Un article de l’Institut des Libertés

Chine (Crédits : René Le Honzec/Contrepoints.org, licence Creative Commons)
Chine (Crédits : René Le Honzec/Contrepoints.org, licence Creative Commons)

Tout le monde sait que la Chine vient de connaitre un krach boursier et les journaux se sont fait une joie de répercuter la nouvelle. Ceci étant acquis, je vais poser une question aux lecteurs : quelle est la performance du marché Chinois (Shanghai-Shenzhen) depuis un an, compte tenu de ce krach ?

-10% ? -20% ? -30% ?

Réponse : +91% !

Des krachs à + 91%, on en redemande !

Plus sérieusement, l’indice des valeurs chinoises cotées à Hong-Kong, le China Enterprises Index, que le monde entier peut acheter librement est en hausse de 9% sur les 12 derniers mois en dollars US et de 31% en euro, après ce krach. Ce qui me parait bien.

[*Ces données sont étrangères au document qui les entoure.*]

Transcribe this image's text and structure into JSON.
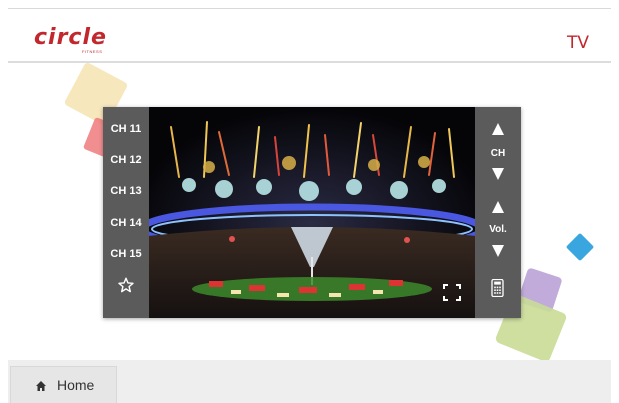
{
  "header": {
    "logo_text": "circle",
    "logo_sub": "FITNESS",
    "title": "TV"
  },
  "channels": [
    "CH 11",
    "CH 12",
    "CH 13",
    "CH 14",
    "CH 15"
  ],
  "controls": {
    "channel_label": "CH",
    "volume_label": "Vol."
  },
  "footer": {
    "home_label": "Home"
  },
  "colors": {
    "brand_red": "#c1272d",
    "panel_gray": "#5b5b5b",
    "footer_bg": "#eeeeee"
  }
}
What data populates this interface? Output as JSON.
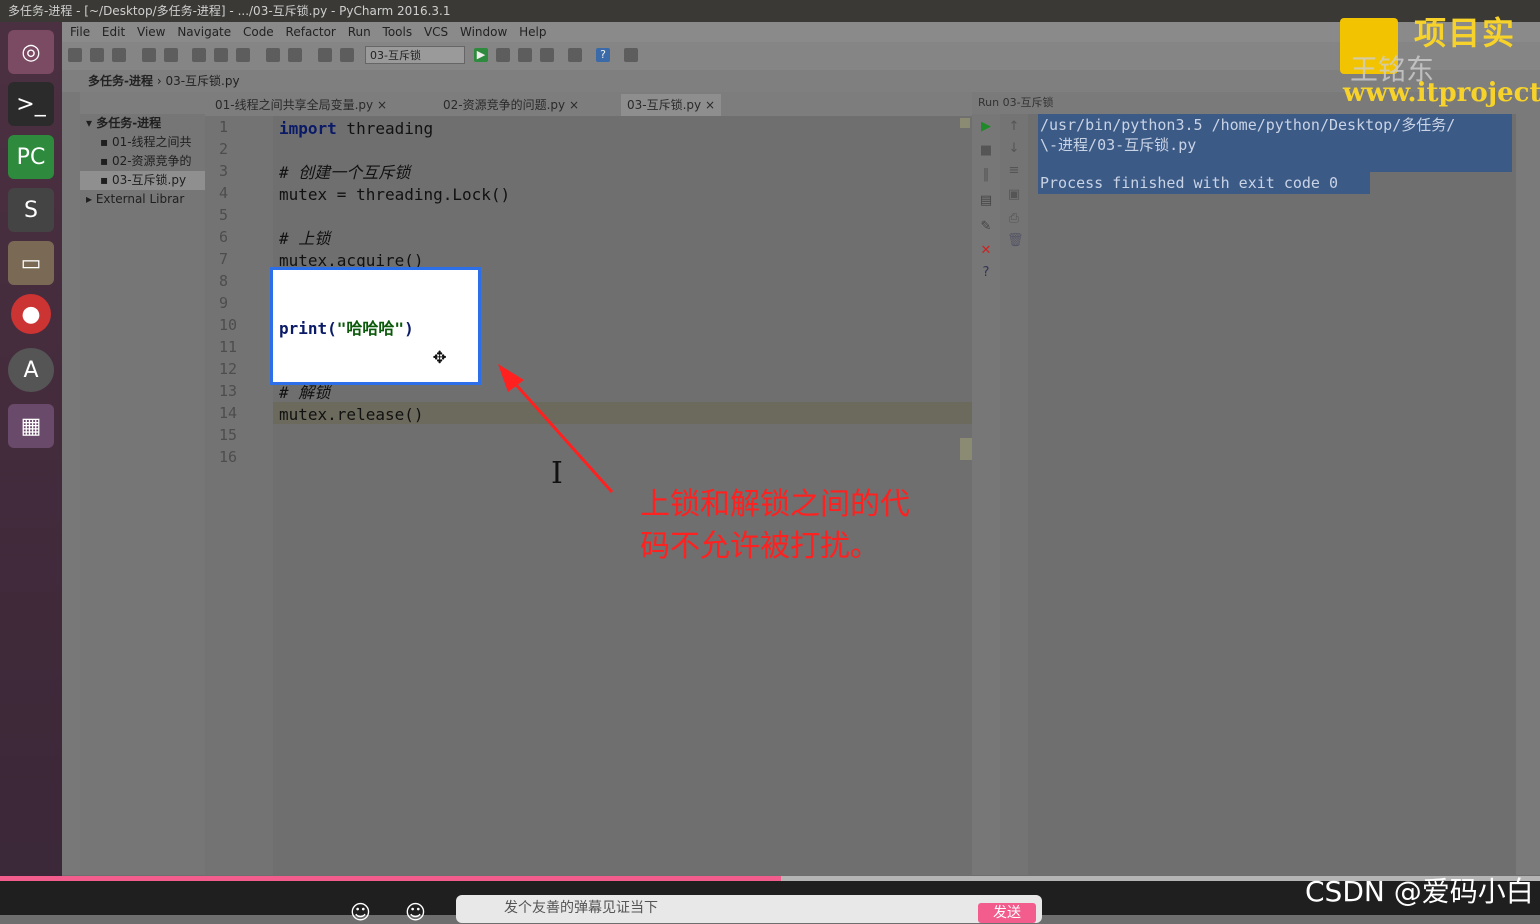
{
  "window": {
    "title": "多任务-进程 - [~/Desktop/多任务-进程] - .../03-互斥锁.py - PyCharm 2016.3.1"
  },
  "menu": [
    "File",
    "Edit",
    "View",
    "Navigate",
    "Code",
    "Refactor",
    "Run",
    "Tools",
    "VCS",
    "Window",
    "Help"
  ],
  "toolbar": {
    "run_config": "03-互斥锁"
  },
  "breadcrumb": {
    "project": "多任务-进程",
    "file": "03-互斥锁.py"
  },
  "project_tree": [
    {
      "label": "多任务-进程",
      "selected": false
    },
    {
      "label": "01-线程之间共",
      "selected": false
    },
    {
      "label": "02-资源竞争的",
      "selected": false
    },
    {
      "label": "03-互斥锁.py",
      "selected": true
    },
    {
      "label": "External Librar",
      "selected": false
    }
  ],
  "tabs": [
    {
      "label": "01-线程之间共享全局变量.py ×",
      "active": false
    },
    {
      "label": "02-资源竞争的问题.py ×",
      "active": false
    },
    {
      "label": "03-互斥锁.py ×",
      "active": true
    }
  ],
  "line_numbers": [
    "1",
    "2",
    "3",
    "4",
    "5",
    "6",
    "7",
    "8",
    "9",
    "10",
    "11",
    "12",
    "13",
    "14",
    "15",
    "16"
  ],
  "code": {
    "l1_kw": "import",
    "l1_rest": " threading",
    "l3": "# 创建一个互斥锁",
    "l4": "mutex = threading.Lock()",
    "l6": "# 上锁",
    "l7": "mutex.acquire()",
    "l13": "# 解锁",
    "l14": "mutex.release()"
  },
  "popup": {
    "code_prefix": "print(",
    "code_string": "\"哈哈哈\"",
    "code_suffix": ")"
  },
  "run_panel": {
    "header": "Run  03-互斥锁",
    "line1": "/usr/bin/python3.5 /home/python/Desktop/多任务/",
    "line2": "\\-进程/03-互斥锁.py",
    "line3": "Process finished with exit code 0"
  },
  "annotation": {
    "text_line1": "上锁和解锁之间的代",
    "text_line2": "码不允许被打扰。",
    "color": "#ff2020"
  },
  "watermark": {
    "title": "项目实",
    "sub": "王铭东",
    "url": "www.itproject"
  },
  "player": {
    "progress": 0.507,
    "credit": "CSDN @爱码小白",
    "danmu_placeholder": "发个友善的弹幕见证当下",
    "send_label": "发送"
  }
}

Essayons de résumer ce qui s’est passé exactement pour mieux comprendre.

Pour être bref : en avril 2015, les bourses chinoises se sont littéralement envolées, l’indice des valeurs chinoises cotées à Hong-Kong (le moins volatil de tous les indices chinois) passant de 12000 à 15000 en un mois, pour retomber à 12000 en juillet. Donc nous avons eu un mois d’euphorie, corrigé dans les trois mois qui ont suivi et nous nous retrouvons là où nous étions au début de l’année. Dans le fond, il ne s’est pas passé grand-chose…

Il n’en reste pas moins que la brutalité du mouvement et les commentaires que ce krach a entraîné m’amènent à faire un certain nombre de remarques.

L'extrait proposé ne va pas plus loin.